Now comes the spam. The spammer sends their spam to the user with the list of very innocent tokens deduced from the previous profiled analysis of the target. The innocent tokens used in the spams will then make their way into the decision matrix and trick the filter into thinking that the message is legitimate.

Why This Doesn’t Work

This approach can work, and work quite effectively. Fortunately, it requires a significant amount of resources. Spammers don’t have the time or resources to perform massive analysis of millions of users—yet. It is much more lucrative just to send out millions of blind emails a day. This approach could possibly work its way into the standard operating procedure of spammers in the future—what is too expensive today can become feasible as spammers learn to adapt. Presently, many are relying on spammers not to use this approach in the future, but an infrastructure to support this type of profiling already exists as computing power and available bandwidth increase.
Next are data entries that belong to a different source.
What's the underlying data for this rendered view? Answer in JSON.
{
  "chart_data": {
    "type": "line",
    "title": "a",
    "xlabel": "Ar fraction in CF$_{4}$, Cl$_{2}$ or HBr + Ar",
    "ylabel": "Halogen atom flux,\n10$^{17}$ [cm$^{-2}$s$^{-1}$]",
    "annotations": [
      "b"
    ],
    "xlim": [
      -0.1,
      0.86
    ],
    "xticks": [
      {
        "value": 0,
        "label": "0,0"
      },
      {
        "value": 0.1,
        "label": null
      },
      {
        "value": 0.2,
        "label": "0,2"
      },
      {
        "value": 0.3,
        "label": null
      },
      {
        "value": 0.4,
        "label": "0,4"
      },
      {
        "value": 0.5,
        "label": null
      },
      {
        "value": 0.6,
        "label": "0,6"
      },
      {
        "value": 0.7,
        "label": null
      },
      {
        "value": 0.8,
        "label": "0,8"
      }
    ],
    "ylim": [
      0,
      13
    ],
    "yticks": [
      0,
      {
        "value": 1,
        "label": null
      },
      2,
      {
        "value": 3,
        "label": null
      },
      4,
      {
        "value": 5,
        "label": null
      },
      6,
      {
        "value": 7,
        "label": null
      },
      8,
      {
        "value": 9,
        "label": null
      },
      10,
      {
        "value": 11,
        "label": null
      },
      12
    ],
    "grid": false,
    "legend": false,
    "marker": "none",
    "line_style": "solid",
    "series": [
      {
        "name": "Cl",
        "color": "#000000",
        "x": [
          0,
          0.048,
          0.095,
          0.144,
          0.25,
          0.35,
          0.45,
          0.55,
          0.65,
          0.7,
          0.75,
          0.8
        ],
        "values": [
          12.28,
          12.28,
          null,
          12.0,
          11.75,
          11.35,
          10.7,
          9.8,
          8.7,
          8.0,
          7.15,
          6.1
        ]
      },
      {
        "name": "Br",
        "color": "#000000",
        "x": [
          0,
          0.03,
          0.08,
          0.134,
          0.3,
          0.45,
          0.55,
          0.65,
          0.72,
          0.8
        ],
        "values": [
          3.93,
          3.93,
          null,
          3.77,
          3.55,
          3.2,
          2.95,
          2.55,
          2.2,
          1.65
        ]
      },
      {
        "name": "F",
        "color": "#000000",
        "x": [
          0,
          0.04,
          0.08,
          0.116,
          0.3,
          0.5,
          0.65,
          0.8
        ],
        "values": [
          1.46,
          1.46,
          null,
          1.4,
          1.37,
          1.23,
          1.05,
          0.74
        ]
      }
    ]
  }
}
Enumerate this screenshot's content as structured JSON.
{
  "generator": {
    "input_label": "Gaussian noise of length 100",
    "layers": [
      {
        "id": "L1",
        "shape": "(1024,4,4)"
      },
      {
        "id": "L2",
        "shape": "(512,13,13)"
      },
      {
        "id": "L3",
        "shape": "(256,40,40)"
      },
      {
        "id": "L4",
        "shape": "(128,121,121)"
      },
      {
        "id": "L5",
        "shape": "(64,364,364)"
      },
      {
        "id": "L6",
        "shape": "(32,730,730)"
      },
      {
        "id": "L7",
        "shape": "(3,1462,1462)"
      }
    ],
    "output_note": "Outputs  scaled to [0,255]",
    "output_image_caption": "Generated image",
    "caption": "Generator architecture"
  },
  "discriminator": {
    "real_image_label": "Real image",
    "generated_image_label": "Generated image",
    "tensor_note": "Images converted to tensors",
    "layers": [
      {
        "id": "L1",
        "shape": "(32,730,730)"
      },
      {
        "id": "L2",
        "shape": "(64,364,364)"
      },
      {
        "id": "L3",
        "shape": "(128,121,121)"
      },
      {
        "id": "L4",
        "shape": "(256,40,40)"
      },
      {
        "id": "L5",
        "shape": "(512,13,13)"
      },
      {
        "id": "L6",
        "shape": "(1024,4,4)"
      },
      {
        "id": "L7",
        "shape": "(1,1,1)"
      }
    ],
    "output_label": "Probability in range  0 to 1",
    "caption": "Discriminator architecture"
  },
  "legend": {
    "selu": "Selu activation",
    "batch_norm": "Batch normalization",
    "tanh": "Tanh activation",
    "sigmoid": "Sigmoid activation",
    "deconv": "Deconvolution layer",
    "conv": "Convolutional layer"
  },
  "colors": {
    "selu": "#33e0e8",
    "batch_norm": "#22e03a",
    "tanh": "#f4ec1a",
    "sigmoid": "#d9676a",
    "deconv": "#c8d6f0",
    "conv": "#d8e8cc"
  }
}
This approach has two inherent flaws, which filters with the appropriate logic can take advantage of. First, more complex tokenizers generate more data to fill up the decision matrix with guilty data, forcing the spammers to come up with more innocent data to counter it. Legitimate email will usually generate innocent individual tokens as well as innocent token pairs, but since the spammer is sending a hodgepodge of innocent tokens, the token pairs will be, for the most part, unknown to the filter. While a primitive tokenizer would identify only some of the spammer’s tokens, such as “Free” and “Viagra,” a more complex tokenizer would also be able to come up with tokens like “Free+Viagra,” which will most definitely show up in the decision matrix. Not only is it more difficult to circumvent filters that are using these types of tokenizers, but once the first distribution referencing these innocent tokens gets sent, the innocent tokens will no longer have their extremely innocent disposition and will be outweighed by the guilty tokens.
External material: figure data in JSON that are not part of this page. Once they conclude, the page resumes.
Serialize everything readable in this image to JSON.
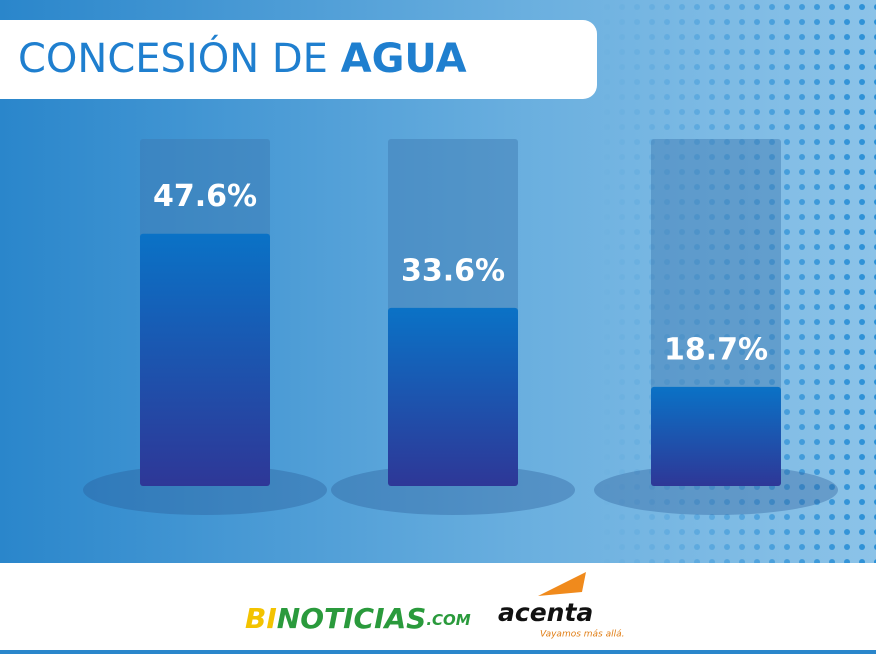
{
  "chart_data": {
    "type": "bar",
    "title_parts": [
      "CONCESIÓN DE",
      "AGUA"
    ],
    "values": [
      47.6,
      33.6,
      18.7
    ],
    "value_labels": [
      "47.6%",
      "33.6%",
      "18.7%"
    ],
    "color_top": "#0a72c6",
    "color_bottom": "#2e3797"
  },
  "footer": {
    "logo_1": [
      "BI",
      "NOTICIAS",
      ".COM"
    ],
    "logo_2": "acenta",
    "logo_2_tagline": "Vayamos más allá."
  }
}
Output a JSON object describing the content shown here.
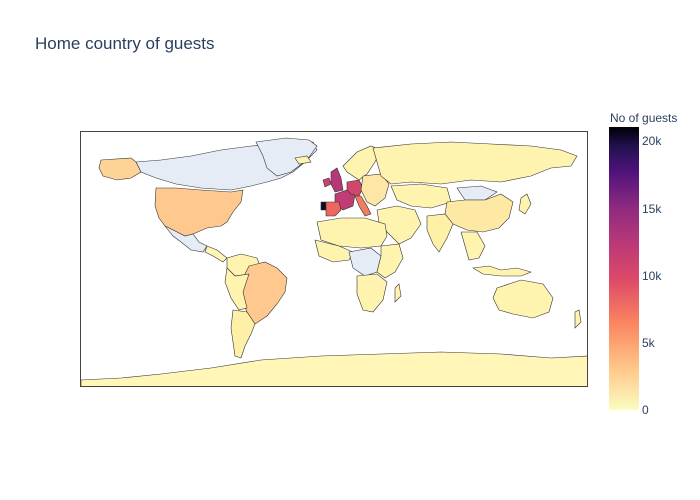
{
  "title": "Home country of guests",
  "colorbar": {
    "title": "No of guests",
    "ticks": [
      "20k",
      "15k",
      "10k",
      "5k",
      "0"
    ],
    "min": 0,
    "max": 21000,
    "colorscale": [
      "#fcfdbf",
      "#fec287",
      "#fb8861",
      "#de4968",
      "#b73779",
      "#8c2981",
      "#51127c",
      "#221150",
      "#000004"
    ]
  },
  "map": {
    "projection": "equirectangular",
    "no_data_color": "#e5ecf6",
    "border_color": "#444444",
    "highlighted_countries": [
      "PRT",
      "GBR",
      "FRA",
      "ESP",
      "DEU",
      "IRL",
      "BRA",
      "USA"
    ]
  }
}
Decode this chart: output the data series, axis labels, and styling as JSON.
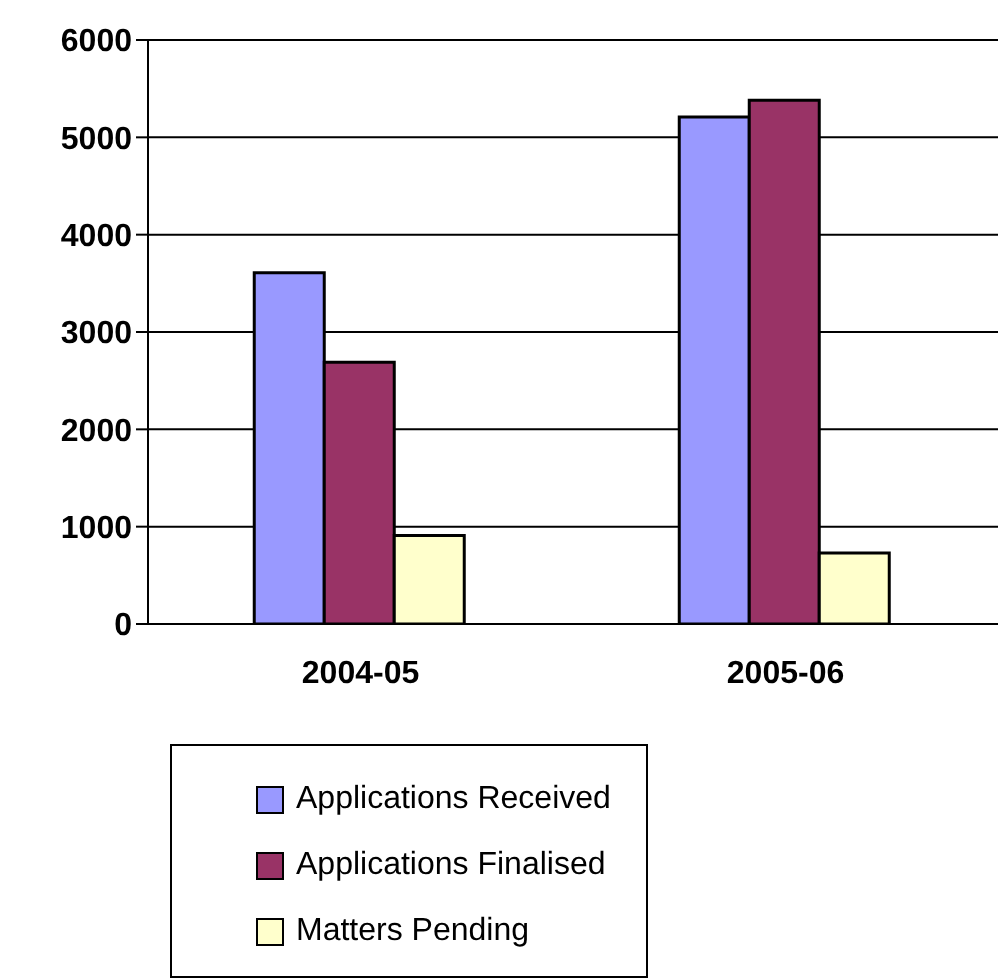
{
  "chart_data": {
    "type": "bar",
    "categories": [
      "2004-05",
      "2005-06"
    ],
    "series": [
      {
        "name": "Applications Received",
        "color": "#9999ff",
        "values": [
          3610,
          5210
        ]
      },
      {
        "name": "Applications Finalised",
        "color": "#993366",
        "values": [
          2690,
          5380
        ]
      },
      {
        "name": "Matters Pending",
        "color": "#ffffcc",
        "values": [
          910,
          730
        ]
      }
    ],
    "ylim": [
      0,
      6000
    ],
    "yticks": [
      0,
      1000,
      2000,
      3000,
      4000,
      5000,
      6000
    ],
    "grid": "y",
    "legend": "bottom"
  }
}
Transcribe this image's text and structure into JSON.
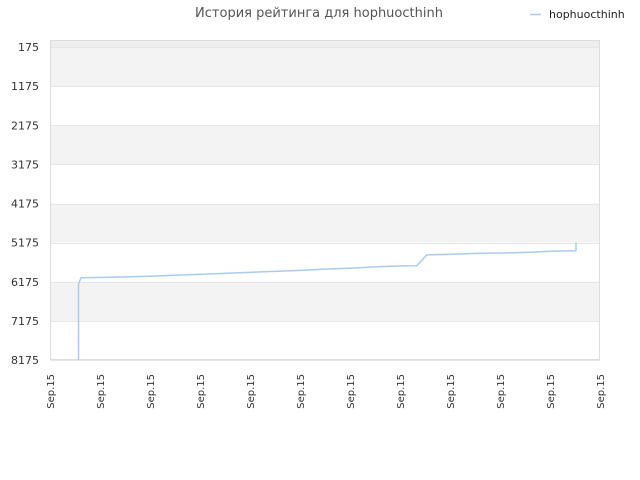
{
  "chart_data": {
    "type": "line",
    "title": "История рейтинга для hophuocthinh",
    "xlabel": "",
    "ylabel": "",
    "legend": {
      "placement": "top-right",
      "entries": [
        "hophuocthinh"
      ]
    },
    "y_axis": {
      "inverted": true,
      "range": [
        175,
        8175
      ],
      "ticks": [
        "175",
        "1175",
        "2175",
        "3175",
        "4175",
        "5175",
        "6175",
        "7175",
        "8175"
      ]
    },
    "x_axis": {
      "ticks": [
        "Sep.15",
        "Sep.15",
        "Sep.15",
        "Sep.15",
        "Sep.15",
        "Sep.15",
        "Sep.15",
        "Sep.15",
        "Sep.15",
        "Sep.15",
        "Sep.15",
        "Sep.15"
      ]
    },
    "grid": true,
    "colors": {
      "series": "#a8ccee",
      "band": "#f3f3f3",
      "grid": "#e6e6e6",
      "top_band": "#eeeeee"
    },
    "series": [
      {
        "name": "hophuocthinh",
        "points": [
          [
            0.0,
            8175
          ],
          [
            0.0,
            6235
          ],
          [
            0.1,
            6075
          ],
          [
            1.0,
            6065
          ],
          [
            2.0,
            6050
          ],
          [
            3.0,
            6030
          ],
          [
            4.0,
            6005
          ],
          [
            5.0,
            5985
          ],
          [
            6.0,
            5960
          ],
          [
            7.0,
            5930
          ],
          [
            8.0,
            5905
          ],
          [
            9.0,
            5880
          ],
          [
            10.0,
            5850
          ],
          [
            11.0,
            5825
          ],
          [
            12.0,
            5790
          ],
          [
            13.0,
            5770
          ],
          [
            13.6,
            5765
          ],
          [
            14.0,
            5490
          ],
          [
            15.0,
            5470
          ],
          [
            16.0,
            5450
          ],
          [
            17.0,
            5440
          ],
          [
            18.0,
            5425
          ],
          [
            19.0,
            5395
          ],
          [
            20.0,
            5385
          ],
          [
            20.0,
            5175
          ]
        ]
      }
    ]
  }
}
The second flaw inherent in this type of attack is that the patterns of words used aren’t consistent with the patterns used in legitimate mail. This creates a type of contextual anomaly which can be detected using advanced algorithms such as Bayesian noise reduction (discussed in Chapter 13).

There’s been a lot of speculation about these types of attacks becoming mainstream, which is why it’s important to incorporate some of these additional functions into a filter. The most basic concept tokenizer can avoid much of the heartache that will be created when these types of attacks begin to be launched.
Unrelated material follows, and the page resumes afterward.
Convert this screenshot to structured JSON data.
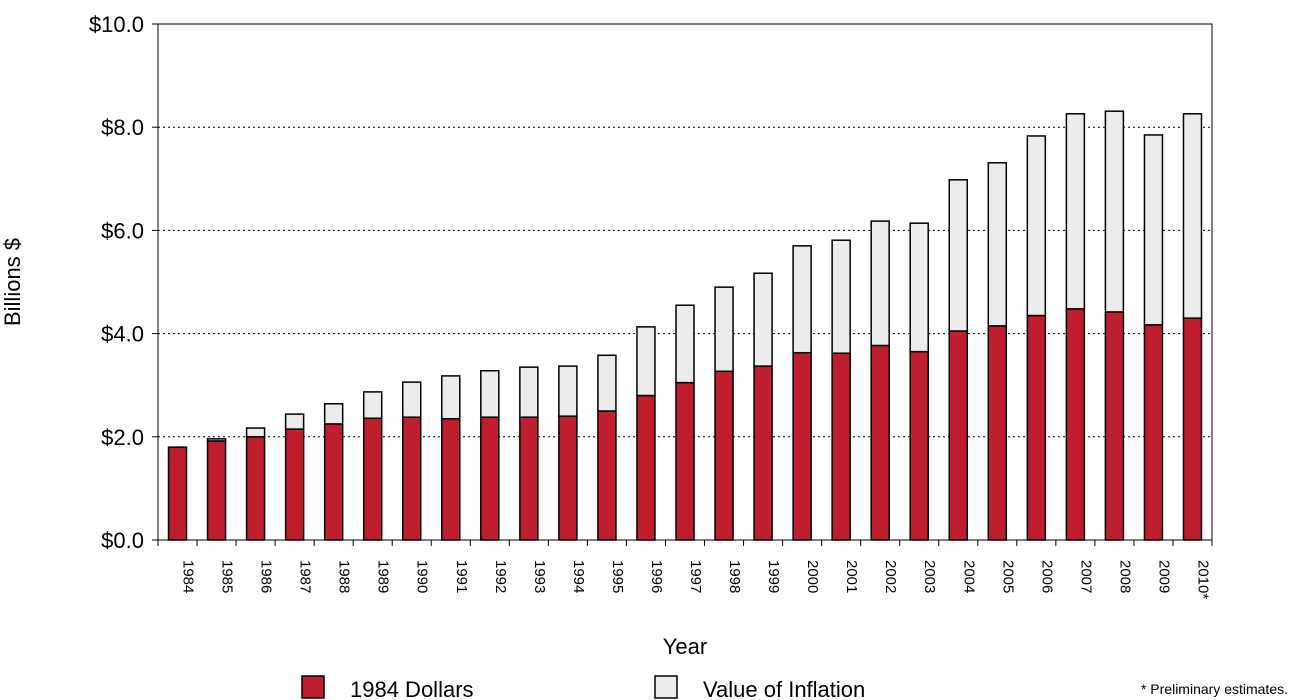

This approach was not invented by a spammer, mind you—it was invented by a very gifted spam filter author who also happens to have a doctorate and is vice president of a technology company, the author of many books, and the holder of two U.S. patents. These types of individuals don’t hang around spam slums working for the spammers. Most spammers’ staffs are generally lacking in skills and education. It will therefore take a significant amount of time for spammers to figure out ways to even understand these types of attacks and incorporate them into their spam tools. Once they do, however, it’s possible that primitive tokenizers will become obsolete or will at least cause a drop in the accuracy of the filter that doesn’t employ conceptual filtering.

The Importance

Directed attacks are an important type of attack to consider when developing spam filters. They can be very effective, and if the spammers devise a system to perform real-time user profiling, this approach could be detrimental to filters that don’t use more advanced analysis approaches. The more complex tokenizers discussed in Chapter 11, Bayesian noise reduction, and smarter mail clients are all ways to fight a directed attack successfully. This approach will certainly smash naive filters that don’t at least take the possibility of an attack of this type into consideration.